Conservation Goes to School
At Children’s Conservation Academy, nature walks are a regular feature of the curriculum. The catch is, the school is located in urban San Diego. But on their way to the neighborhood park, the classes identify indigenous plants and flowers, scope out microecosystems with their magnifying glasses, observe which objects in the everyday environment come from natural sources and learn the importance of recycling.
“The kids are so excited about conservation ,” says Nicole Decatur ’92, founder and director of the K-5 charter school, which opened last August. “It’s quite new to many of them, learning where everything comes from and where everything goes.”
The mission of the Academy is to “to develop and conserve a child’s mind and body through academic excellence, character education, art, physical fitness and community service, all based on a theme of environmental conservation.”
Located in one of the most economically depressed neighborhoods of the city, the Academy provides disadvantaged children with the opportunity to get a solid education and learn about San Diego’s natural resources. In addition to studying traditional subjects like math and science, students take frequent conservation-based field trips and participate in community service projects in the school and at local beaches and parks. The school also hosts guest programs sponsored by organizations like the Audubon Society and the San Diego Zoo’s conservation department.
The Academy is sponsored by the Children’s Conservation Fund, a nonprofit agency dedicated to conservation-based education for children, which was founded by Decatur in 2002. The beginnings of the Conservation Fund were simple. Decatur worked as a business manager at an educational nonprofit. At a social gathering, she was talking about her work and the best ways to help children in need, when a docent from a local park lamented about how infrequently—if at all—children from disadvantaged areas visit the parks.
The Children’s Conservation Academy serves 70 students and has one of the highest attendance rates in the district.
This struck Decatur as very sad—she valued her own childhood experiences of San Diego’s beautiful natural resources—so she started to brainstorm ways to share those experiences with children from under-served neighborhoods. Her formal education was in law, not education. Undaunted, she talked to principals of local public schools and started a conservation-themed weekend and after-school educational enrichment program named YES (Youth for Environmental Success).

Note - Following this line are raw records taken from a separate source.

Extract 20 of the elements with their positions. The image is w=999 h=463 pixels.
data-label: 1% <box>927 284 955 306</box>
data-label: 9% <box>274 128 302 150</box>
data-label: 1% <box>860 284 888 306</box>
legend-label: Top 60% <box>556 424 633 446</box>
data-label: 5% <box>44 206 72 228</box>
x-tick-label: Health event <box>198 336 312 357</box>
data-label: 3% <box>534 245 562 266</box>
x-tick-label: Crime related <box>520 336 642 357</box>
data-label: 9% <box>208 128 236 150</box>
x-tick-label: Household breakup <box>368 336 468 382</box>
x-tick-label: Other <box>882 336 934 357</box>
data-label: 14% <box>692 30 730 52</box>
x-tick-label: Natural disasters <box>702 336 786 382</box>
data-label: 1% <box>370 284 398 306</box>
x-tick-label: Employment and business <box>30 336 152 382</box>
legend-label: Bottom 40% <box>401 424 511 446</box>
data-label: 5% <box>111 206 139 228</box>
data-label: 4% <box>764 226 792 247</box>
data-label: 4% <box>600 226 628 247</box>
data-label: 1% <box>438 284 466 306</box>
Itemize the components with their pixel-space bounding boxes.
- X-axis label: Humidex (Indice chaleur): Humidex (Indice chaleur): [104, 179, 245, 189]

From the very first workshop, the fun, educational activities resonated with the students. The program soon grew to include a student art gallery and dramatic performances, based on Decatur’s love of theater (cultivated at Sarah Lawrence, naturally). “Everyone always left feeling excited and motivated—and they came back every weekend,” says Decatur.
In 2003, when one of the public schools closed in the district, parents approached Decatur and asked her about the possibility of starting a school. She spent the next 18 months drafting the Academy’s charter.
Today, the Academy serves 70 students and has one of the highest attendance rates in the district. Decatur is pleased with how happy the students are; she’s constantly developing new strategies to improve the opportunities of the children and their families. For example, since 98% of the students speak English as a second language, the Academy now offers free ESL courses for the parents.
Although Decatur’s background is not in education, that didn’t stop her from seeing a need and creating a solution for it in the community. This confidence and creativity is something that matured while at Sarah Lawrence: “I felt supported there—my ideas were valuable…I benefit from my Sarah Lawrence experience each and every day.”